Although the rule-based power distribution strategy already has a decent effect on energy conservation, there is still a certain gap between its control effect and the global optimal result. In order to further tap into the energy-saving potential of the DCDS, researchers have also conducted extensive research on power distribution strategies based on global optimization algorithms.
Among the global optimization algorithms, the dynamic programming (DP) algorithm has been extensively studied due to its simplicity and effectiveness
[18][19]. However, DP has the disadvantage of excessive computation, and the real-time executability of the power distribution strategy based on DP tends to be poor when the control object model is complex. Moreover, the calculation process of DP requires the accurate vehicle motion states of the entire future driving process, which are difficult to accurately predict. This further affects the vehicle application of DP. Therefore, some researchers have focused on the optimization of the parameter update process, the improvement of the calculation efficiency, and the enhancement of the prediction accuracy of future vehicle motion states and combined DP with other optimization algorithms to improve its performance in the power distribution strategy. It should be noted that while some studies focused on optimizing DP for hybrid drive systems, these optimization approaches are also applicable to the DCDS.
Ref.
[20] proposed an iterative DP approach that converges to the optimal control strategy within an adaptive multidimensional search space to reduce the computing time. Ref.

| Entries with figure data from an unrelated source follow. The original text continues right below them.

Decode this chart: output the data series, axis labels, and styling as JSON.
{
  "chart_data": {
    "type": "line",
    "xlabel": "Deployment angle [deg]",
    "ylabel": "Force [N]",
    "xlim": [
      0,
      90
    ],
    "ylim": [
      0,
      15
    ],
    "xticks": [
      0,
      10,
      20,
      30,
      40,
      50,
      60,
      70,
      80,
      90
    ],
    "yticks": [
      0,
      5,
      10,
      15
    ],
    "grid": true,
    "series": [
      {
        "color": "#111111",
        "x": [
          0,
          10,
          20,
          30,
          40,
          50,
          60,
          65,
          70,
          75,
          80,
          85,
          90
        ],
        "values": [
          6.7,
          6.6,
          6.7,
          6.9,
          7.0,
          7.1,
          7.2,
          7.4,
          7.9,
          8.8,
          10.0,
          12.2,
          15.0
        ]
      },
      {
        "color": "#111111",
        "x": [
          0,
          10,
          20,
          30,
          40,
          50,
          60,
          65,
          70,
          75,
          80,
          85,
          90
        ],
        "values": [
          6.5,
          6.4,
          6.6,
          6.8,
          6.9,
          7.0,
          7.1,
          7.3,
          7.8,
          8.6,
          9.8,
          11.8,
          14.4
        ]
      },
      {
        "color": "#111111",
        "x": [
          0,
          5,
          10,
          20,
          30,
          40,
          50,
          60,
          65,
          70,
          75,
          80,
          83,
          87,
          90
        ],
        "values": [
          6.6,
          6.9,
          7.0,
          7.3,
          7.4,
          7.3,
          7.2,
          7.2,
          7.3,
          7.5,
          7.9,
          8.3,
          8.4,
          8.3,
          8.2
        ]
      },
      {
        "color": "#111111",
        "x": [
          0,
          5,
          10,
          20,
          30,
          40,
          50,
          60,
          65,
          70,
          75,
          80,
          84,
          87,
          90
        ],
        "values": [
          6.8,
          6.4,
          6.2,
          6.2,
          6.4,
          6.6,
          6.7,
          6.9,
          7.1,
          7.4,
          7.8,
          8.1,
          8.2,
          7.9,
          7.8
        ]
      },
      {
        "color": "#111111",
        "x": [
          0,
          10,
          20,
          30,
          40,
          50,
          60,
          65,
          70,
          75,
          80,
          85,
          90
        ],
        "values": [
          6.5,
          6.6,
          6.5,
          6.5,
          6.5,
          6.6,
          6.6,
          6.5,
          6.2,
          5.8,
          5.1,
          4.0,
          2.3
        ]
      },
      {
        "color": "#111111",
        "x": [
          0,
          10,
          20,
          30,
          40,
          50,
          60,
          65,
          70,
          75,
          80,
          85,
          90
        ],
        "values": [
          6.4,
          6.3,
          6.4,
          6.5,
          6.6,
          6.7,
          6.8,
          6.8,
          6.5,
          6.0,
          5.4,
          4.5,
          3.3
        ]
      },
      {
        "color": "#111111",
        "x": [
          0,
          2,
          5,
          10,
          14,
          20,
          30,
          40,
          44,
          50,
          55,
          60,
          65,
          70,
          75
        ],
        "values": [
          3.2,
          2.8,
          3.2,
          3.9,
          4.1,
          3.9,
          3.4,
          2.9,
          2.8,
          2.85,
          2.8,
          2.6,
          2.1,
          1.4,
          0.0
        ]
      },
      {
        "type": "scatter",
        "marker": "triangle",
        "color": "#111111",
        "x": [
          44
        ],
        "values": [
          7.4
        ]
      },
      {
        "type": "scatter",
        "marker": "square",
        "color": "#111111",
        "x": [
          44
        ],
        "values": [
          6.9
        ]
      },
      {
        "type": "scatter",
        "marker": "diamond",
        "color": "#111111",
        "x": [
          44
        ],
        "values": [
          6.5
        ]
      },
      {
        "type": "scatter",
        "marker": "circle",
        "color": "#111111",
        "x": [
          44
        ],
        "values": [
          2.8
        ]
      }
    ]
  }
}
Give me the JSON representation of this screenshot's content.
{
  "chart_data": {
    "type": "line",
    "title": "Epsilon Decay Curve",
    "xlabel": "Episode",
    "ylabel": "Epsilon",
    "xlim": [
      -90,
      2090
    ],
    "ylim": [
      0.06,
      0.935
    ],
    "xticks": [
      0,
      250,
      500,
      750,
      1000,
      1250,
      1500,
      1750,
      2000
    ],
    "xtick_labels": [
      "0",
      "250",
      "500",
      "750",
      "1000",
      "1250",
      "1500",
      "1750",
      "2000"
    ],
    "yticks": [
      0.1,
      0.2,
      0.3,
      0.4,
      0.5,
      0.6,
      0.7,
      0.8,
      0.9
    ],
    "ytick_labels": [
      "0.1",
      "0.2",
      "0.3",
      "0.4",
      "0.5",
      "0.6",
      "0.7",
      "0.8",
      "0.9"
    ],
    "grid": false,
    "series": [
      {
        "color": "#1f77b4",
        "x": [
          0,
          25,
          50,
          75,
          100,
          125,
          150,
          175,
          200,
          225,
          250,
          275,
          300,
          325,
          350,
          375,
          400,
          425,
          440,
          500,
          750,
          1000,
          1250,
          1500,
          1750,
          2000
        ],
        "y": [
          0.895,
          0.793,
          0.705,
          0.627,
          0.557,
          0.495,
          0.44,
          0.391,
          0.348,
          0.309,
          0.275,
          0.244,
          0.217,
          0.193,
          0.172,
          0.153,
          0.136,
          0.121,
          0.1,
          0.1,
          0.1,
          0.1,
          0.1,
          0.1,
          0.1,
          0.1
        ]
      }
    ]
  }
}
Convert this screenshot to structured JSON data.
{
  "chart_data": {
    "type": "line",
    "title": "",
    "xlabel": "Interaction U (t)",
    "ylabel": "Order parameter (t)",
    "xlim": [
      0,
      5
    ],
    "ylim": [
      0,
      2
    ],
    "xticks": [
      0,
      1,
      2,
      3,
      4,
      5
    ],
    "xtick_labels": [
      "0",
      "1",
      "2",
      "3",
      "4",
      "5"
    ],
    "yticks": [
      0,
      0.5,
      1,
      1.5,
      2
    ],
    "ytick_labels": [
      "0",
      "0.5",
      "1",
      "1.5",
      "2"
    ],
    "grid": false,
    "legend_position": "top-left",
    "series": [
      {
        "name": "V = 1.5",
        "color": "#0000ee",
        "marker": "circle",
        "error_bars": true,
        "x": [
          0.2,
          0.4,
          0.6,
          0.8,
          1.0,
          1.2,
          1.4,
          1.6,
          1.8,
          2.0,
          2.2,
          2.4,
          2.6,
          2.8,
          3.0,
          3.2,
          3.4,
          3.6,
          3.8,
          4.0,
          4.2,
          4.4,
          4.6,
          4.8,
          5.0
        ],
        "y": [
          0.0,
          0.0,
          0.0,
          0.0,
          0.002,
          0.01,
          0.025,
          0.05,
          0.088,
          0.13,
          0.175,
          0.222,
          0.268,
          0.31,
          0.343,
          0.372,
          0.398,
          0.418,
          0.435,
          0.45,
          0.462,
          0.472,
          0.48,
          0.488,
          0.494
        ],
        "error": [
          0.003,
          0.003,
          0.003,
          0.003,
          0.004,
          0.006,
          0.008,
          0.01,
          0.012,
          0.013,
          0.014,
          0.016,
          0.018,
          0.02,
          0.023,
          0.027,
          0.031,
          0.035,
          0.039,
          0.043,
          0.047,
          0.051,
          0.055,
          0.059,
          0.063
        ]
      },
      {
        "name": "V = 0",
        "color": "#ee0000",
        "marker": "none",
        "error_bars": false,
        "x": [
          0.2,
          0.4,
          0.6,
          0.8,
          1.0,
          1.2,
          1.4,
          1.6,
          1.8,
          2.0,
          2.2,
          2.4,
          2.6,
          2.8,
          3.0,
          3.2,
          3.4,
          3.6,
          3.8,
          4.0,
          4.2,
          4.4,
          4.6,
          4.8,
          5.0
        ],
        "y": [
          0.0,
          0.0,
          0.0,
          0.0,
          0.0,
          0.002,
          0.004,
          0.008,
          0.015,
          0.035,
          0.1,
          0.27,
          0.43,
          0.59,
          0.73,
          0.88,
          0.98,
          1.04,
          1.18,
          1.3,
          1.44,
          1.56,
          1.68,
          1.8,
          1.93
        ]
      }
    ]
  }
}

[21] derived an analytic solution for the optimal torque-split decision at each point in time and the state grid by utilizing a local approximation of the gridded cost-to-go, which significantly reduced the computation time by orders of magnitude. Ref.
[22] proposed a piecewise Markov-based velocity prediction method, which utilizes the acceleration sign to enhance the performance of the vehicle motion state prediction. Ref.
[23] trained a radial basis function neural network based on the optimization results of DP, leading to a significant improvement in the real-time executability of the power distribution strategy.